CUs Win Latest Round in the Battle of the Swipes
A U.S. appeals court has ruled against a coalition of retailers in a fight over the fee charged each time your debit or credit card is swiped to make a purchase. The National Association of Federal Credit Unions (NAFCU) couldn’t be happier with the ruling.
Interchange fees – or swipe fees – are fees paid between financial institutions for accepting card-based transactions. Each time your card is swiped, the merchant’s bank is charged a fee by the customer (your) bank, or CU. The merchant (retailer) ultimately pays this fee, or do they?
As we’ve previously reported, merchants have long claimed that swipe fees amount to a hidden tax on consumers, since they must build these fees into the prices they charge customers for goods and services.

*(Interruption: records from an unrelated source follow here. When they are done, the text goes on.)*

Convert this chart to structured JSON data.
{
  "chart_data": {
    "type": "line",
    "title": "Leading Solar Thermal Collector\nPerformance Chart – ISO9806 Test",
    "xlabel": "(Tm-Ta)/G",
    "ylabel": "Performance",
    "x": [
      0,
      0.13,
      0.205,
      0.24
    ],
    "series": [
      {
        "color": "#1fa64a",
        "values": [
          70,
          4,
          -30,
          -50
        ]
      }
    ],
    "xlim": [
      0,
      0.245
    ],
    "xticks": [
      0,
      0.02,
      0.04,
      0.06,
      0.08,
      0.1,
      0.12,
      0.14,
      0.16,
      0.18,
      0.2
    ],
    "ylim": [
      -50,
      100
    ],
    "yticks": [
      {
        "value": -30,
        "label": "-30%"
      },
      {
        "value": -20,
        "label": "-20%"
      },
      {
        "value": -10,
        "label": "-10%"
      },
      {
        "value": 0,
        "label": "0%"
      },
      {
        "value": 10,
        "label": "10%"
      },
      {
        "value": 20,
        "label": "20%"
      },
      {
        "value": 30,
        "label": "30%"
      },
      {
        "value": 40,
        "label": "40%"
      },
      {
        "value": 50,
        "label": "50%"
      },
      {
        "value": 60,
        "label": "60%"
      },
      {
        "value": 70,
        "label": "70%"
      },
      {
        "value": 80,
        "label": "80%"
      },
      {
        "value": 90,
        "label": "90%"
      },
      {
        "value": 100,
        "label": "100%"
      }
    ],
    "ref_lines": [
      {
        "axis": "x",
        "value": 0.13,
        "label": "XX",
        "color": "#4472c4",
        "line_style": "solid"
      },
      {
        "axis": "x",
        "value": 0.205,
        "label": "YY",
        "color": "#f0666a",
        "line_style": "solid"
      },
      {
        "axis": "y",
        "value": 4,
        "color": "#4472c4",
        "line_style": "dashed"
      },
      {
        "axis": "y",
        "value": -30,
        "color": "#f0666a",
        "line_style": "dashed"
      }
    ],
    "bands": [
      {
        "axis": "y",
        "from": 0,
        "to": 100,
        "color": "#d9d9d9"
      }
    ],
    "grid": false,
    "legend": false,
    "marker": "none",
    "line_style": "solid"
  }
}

In 2010, Congress took the side of merchants, and took steps to set limits on the amount of the fees charged for processing debit and credit cards – giving the Federal Reserve the authority to limit swipe fees to 12 cents per transaction.
Financial institutions claim that these fees need to be set higher in order to provide consumers with a safe, fast and reliable means of making transactions using cards.

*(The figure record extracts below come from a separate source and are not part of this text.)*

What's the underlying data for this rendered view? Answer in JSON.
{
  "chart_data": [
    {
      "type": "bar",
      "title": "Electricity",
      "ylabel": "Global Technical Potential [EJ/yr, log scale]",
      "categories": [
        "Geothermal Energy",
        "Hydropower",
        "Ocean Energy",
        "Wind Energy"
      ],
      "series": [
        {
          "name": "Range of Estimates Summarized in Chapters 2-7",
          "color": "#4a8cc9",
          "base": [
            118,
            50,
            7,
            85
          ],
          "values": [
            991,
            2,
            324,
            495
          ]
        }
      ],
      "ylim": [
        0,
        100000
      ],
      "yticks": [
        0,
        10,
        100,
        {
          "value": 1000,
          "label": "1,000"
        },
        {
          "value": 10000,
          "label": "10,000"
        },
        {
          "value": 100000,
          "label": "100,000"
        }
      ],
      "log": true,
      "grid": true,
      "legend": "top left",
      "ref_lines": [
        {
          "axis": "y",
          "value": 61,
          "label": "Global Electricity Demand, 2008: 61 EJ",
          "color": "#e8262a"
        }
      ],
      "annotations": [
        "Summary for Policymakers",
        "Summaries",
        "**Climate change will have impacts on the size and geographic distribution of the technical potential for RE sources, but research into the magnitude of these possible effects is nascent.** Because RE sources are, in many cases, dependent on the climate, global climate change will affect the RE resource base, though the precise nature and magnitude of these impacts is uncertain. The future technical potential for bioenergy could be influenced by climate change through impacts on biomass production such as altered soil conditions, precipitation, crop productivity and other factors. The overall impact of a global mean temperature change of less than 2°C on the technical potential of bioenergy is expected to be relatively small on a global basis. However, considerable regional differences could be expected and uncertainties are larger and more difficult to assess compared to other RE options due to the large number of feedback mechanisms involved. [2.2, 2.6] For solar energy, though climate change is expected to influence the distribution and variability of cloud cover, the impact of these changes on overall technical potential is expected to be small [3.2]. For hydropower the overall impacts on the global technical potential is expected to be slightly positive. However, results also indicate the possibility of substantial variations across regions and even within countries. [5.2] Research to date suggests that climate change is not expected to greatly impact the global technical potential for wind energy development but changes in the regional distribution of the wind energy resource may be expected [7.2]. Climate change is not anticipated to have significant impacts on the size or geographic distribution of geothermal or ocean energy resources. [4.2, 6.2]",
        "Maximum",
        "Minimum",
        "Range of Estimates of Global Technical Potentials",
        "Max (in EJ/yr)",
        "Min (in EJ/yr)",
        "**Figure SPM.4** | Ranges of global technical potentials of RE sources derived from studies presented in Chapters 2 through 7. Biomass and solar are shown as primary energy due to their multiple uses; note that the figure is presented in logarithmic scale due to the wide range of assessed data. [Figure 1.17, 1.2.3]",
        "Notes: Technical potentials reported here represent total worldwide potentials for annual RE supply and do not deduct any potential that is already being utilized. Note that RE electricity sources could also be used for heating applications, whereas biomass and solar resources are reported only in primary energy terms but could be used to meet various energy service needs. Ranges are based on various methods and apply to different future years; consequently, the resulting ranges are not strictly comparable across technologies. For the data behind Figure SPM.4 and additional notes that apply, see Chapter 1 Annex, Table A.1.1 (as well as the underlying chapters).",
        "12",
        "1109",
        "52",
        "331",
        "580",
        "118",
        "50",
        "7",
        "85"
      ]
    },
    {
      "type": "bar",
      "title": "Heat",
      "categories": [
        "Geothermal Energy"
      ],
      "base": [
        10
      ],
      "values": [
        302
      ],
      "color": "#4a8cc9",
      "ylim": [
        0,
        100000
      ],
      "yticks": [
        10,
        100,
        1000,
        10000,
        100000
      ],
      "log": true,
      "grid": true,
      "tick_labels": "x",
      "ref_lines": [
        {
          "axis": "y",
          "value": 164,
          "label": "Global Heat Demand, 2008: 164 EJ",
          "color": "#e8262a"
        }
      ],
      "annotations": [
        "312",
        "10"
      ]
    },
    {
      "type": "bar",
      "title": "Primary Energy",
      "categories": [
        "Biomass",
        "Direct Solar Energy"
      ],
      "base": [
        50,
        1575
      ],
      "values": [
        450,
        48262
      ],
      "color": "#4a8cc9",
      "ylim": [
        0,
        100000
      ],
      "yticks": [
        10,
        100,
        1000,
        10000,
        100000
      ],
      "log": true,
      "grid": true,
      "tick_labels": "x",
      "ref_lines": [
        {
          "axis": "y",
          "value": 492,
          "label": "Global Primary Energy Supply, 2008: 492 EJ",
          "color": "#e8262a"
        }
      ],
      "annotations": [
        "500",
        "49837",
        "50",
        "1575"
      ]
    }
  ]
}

They claimed the 12 cent limit was too little, and successfully lobbied the Fed to raise it to 21 cents per transaction. The merchants balked at that, and – through their trade association, National Federation of Retailers — took their complaint to court.
The merchants won the first round, when U.S. District Court Judge Richard Leon ruled that the Fed had ignored the law when it set the 21 cent limit. The Fed has appealed this ruling. However, the financials appealed the ruling.
What has the NAFCU making smiley faces is a ruling last week by a three-judge panel of the U.S. Circuit Court of Appeals, who struck down the district court’s previous ruling.
This will not be the end of the battle, though: as NAFCU points out, the appeals court remanded the issue of how the Fed treats transaction-monitoring costs.
We’ll keep you posted on this, since billions of dollars are ultimately at stake in this fight.